Whoever came up with the concept of “snack cake” knows what’s good. Such clever wording that makes it seem totally acceptable to snack on cake any time of day. I can totally get on board with that. Plus I’m sure a little more sugar is just what you needed after Halloween. Why not keep the sugar high going all the way until Thanksgiving? The entire process of making this cake is just as casual as its name suggests. No layers to assemble and no fancy frosting designs. Just delicious cake topped with vanilla icing and a crazy dose of sprinkles.
I based this cake off of Momofuku’s chocolate chip cake and it may be my new favorite cake ever. It is such an easy recipe and the final texture of the cake is perfection. I even reduced the amount of sugar from what was in their original recipe and I didn’t notice a difference. The cake is super moist and tasted just as amazing three days after it was made, which was slightly problematic when I couldn’t stop eating it.
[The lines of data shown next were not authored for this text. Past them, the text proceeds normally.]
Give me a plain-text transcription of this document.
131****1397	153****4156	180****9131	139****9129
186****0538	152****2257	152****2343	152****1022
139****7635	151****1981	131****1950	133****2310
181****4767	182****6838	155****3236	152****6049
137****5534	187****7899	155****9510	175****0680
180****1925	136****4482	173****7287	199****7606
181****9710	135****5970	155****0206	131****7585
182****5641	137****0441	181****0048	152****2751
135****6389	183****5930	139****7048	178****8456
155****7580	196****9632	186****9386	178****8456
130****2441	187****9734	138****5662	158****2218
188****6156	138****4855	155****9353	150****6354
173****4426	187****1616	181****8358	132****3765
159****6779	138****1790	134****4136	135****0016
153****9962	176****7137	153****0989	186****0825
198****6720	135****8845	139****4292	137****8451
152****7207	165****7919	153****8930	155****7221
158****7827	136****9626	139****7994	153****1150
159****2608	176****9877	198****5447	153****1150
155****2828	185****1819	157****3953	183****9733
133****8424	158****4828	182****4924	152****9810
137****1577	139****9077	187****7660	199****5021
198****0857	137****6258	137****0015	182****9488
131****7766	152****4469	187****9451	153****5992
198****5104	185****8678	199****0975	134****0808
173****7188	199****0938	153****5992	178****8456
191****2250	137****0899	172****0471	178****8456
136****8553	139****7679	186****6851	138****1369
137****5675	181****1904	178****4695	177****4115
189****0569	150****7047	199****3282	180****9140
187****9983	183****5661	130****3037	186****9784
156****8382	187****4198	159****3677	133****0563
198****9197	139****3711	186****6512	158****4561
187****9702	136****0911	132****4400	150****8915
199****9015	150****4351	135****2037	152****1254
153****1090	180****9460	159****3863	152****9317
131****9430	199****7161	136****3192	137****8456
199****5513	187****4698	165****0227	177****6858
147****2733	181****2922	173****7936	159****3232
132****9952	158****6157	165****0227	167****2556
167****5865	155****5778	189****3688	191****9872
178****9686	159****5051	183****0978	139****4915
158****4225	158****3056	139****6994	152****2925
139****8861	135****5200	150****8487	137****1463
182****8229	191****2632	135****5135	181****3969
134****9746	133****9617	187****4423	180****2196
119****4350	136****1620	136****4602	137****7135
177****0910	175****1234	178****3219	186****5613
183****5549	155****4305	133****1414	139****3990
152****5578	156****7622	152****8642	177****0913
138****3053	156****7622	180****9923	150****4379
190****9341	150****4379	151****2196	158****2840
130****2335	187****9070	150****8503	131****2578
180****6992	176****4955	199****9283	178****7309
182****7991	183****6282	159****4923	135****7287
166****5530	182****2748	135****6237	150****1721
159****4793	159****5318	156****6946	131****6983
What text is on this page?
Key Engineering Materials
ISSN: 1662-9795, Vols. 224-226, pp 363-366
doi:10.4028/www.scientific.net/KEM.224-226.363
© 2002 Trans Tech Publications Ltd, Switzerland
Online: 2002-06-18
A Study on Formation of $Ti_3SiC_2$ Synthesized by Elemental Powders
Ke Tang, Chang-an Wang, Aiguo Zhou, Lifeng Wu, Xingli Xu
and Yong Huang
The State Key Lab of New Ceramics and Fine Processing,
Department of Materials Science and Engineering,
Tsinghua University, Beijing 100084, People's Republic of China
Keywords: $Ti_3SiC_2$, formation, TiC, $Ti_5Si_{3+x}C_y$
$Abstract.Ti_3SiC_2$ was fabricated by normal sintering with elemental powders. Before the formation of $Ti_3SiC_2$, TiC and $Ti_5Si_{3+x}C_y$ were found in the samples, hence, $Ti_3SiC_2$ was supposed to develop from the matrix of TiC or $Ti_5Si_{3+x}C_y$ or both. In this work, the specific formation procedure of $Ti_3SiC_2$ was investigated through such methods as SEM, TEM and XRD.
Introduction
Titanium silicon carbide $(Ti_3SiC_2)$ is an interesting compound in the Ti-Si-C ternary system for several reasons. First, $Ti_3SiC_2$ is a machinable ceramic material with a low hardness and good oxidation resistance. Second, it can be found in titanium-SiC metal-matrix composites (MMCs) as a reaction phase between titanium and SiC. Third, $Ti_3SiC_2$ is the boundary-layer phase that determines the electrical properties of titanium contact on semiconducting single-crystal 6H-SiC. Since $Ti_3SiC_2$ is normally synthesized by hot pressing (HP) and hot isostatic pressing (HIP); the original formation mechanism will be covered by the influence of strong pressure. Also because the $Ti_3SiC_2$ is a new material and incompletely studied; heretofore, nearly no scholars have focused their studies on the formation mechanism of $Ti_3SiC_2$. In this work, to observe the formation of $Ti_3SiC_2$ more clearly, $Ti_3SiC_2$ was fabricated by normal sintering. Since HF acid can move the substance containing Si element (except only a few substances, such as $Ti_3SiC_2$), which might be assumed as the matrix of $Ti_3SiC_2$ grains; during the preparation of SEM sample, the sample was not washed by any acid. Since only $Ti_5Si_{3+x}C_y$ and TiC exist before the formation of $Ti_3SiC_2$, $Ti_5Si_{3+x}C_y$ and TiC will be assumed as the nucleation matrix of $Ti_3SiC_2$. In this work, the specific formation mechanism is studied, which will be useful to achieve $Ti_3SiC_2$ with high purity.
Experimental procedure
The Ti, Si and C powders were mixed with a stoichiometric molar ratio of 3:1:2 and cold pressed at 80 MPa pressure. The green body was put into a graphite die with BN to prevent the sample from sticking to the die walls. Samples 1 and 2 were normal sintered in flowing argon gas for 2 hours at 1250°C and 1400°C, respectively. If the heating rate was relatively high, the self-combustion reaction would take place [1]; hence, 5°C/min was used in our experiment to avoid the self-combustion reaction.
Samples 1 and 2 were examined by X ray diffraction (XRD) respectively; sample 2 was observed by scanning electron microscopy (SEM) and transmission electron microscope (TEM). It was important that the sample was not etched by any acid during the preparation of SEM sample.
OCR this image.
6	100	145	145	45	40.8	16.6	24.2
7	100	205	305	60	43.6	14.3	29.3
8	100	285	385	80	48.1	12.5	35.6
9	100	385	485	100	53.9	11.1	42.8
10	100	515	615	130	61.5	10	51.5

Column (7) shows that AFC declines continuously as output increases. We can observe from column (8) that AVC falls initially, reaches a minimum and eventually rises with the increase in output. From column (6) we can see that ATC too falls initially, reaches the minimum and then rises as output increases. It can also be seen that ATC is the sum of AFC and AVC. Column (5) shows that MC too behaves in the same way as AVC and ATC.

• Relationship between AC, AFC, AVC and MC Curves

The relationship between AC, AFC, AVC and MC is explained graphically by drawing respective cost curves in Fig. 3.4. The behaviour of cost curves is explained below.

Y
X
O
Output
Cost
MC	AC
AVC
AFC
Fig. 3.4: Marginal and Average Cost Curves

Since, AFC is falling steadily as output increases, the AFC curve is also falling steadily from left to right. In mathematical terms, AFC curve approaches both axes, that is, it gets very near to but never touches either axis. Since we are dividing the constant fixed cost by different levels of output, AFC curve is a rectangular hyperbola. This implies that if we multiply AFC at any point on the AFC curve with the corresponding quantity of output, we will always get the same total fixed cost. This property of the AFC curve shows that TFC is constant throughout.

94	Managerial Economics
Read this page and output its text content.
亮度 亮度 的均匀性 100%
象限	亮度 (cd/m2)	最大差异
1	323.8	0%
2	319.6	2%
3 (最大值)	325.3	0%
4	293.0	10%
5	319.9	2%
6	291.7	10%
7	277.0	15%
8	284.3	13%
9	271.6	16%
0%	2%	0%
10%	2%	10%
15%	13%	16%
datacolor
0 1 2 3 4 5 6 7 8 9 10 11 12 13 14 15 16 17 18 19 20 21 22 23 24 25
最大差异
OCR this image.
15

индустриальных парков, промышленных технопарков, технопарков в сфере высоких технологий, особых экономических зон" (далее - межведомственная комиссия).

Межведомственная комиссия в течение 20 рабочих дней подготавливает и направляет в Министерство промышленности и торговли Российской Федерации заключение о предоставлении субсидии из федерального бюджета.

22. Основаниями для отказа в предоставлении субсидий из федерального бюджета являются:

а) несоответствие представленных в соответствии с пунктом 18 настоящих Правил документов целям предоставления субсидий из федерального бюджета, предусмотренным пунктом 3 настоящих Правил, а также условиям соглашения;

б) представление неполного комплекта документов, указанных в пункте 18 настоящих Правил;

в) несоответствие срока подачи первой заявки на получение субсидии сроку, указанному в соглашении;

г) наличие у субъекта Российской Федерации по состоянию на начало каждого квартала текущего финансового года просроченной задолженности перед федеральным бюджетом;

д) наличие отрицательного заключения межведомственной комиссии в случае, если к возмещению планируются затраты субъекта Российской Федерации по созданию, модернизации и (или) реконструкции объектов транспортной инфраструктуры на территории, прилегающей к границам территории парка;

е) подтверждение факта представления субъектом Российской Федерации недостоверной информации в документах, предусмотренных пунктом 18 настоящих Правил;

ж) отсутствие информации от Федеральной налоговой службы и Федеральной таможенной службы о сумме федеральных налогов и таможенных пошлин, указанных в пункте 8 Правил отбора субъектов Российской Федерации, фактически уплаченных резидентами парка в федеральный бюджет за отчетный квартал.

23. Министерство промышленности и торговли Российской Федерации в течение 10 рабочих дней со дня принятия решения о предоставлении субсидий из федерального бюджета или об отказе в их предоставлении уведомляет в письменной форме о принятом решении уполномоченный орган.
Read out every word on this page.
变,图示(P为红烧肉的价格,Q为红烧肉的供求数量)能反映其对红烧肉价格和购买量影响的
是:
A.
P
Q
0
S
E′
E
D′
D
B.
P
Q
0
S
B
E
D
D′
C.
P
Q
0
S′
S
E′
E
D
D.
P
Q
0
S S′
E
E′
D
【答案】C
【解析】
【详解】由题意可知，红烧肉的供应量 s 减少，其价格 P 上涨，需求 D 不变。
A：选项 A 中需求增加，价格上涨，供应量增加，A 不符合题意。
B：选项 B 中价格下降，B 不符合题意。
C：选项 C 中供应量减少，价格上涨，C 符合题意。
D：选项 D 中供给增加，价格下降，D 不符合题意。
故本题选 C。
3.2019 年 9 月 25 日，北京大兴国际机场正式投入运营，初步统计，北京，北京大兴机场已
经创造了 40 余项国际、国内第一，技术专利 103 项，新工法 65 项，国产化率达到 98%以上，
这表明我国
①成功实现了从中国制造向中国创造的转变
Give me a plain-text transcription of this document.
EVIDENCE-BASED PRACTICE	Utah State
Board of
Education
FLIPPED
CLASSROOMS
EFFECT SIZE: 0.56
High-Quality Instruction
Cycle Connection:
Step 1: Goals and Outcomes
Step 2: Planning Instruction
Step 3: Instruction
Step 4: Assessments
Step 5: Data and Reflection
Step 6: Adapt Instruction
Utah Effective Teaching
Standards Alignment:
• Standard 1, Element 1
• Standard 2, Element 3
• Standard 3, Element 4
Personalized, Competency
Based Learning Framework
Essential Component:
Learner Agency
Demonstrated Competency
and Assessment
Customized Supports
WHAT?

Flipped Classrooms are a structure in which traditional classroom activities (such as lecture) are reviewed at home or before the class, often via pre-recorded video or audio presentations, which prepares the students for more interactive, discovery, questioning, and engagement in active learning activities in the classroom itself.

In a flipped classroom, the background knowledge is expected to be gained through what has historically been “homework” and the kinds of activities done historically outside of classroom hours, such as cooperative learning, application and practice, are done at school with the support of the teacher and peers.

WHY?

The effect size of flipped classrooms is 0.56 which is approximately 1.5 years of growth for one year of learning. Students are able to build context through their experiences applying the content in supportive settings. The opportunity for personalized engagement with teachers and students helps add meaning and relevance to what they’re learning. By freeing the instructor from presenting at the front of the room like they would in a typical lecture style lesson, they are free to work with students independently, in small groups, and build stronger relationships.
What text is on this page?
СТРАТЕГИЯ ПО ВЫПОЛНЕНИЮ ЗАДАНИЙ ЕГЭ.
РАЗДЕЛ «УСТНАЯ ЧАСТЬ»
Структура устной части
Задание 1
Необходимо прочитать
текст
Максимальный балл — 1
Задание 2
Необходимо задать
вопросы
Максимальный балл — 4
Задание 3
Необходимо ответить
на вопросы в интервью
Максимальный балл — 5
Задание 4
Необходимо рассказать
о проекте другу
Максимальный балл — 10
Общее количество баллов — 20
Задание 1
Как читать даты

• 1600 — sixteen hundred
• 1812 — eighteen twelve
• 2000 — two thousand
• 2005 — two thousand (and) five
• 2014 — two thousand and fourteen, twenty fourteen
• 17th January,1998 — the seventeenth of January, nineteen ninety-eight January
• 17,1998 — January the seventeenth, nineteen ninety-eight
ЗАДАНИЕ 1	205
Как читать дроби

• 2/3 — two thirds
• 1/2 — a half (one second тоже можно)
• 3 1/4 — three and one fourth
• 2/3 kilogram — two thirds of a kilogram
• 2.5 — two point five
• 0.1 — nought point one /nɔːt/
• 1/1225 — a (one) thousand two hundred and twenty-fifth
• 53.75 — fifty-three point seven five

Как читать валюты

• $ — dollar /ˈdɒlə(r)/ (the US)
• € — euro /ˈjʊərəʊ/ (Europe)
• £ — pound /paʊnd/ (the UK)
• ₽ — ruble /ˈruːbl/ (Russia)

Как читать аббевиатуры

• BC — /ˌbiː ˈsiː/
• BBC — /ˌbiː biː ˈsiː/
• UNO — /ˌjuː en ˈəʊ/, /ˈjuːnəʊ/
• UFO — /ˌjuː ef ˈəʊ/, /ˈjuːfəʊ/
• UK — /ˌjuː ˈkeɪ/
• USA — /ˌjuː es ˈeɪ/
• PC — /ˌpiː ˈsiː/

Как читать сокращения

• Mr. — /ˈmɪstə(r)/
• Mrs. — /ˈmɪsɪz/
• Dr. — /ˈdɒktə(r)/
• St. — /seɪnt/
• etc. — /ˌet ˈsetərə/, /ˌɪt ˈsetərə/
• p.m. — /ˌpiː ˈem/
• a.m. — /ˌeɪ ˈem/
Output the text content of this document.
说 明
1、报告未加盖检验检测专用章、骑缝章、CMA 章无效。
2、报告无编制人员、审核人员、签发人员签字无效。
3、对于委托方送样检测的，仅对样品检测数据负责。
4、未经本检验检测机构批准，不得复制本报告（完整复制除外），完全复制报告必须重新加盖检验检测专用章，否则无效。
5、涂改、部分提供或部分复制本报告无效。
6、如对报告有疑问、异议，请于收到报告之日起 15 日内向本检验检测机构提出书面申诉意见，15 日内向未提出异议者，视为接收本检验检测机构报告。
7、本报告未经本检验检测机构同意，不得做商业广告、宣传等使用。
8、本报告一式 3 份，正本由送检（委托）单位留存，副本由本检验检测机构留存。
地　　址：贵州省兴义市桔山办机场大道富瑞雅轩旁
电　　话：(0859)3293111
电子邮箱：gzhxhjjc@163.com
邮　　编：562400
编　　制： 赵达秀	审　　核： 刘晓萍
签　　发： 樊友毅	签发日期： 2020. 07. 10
If you need a few days to recover from the weekend, I understand. Enjoy some green smoothies and salads, but then you seriously have to try this cake!
- 1/2 cup (1 stick) unsalted butter, room temperature
- 3/4 cup granulated sugar
- 1/4 cup light brown sugar, packed
- 3 eggs
- 1/2 cup buttermilk
- 1/2 cup grapeseed oil
- 1 Tbsp. vanilla extract
- 1 1/2 cups cake flour
- 1 tsp. baking powder
- 1 tsp. salt
- 3/4 cup mini chocolate chips
- 1 stick unsalted butter, room temperature
- 3-4 cup confectioner's sugar (depending on consistency you want)
- 1/4 cup milk
- 1/2 tsp. vanilla extract
- Preheat oven to 350 degrees F. Grease a 9" x 9" cake pan.
- Combine butter and sugars in the bowl of a stand mixer fitted with a paddle attachment. Cream on medium-high speed for 2-3 minutes. Scrape bowl and add eggs. Beat on medium-high for another 2-3 minutes.
- With the mixer on low, slowly add the buttermilk, oil and vanilla. Continue mixing for 4-6 minutes, until the mixture is totally homogeneous. Then add the flour, baking powder, and salt. Mix on low speed, just until combined. Fold in the chocolate chips and pour batter into pan. Bake 20-25 minutes, until a toothpick comes out clean.
- Allow cake to cool. Combine ingredients for frosting in the bowl of a stand mixer fitted with the paddle attachment. Beat for 3-5 minutes and then frost cake and enjoy!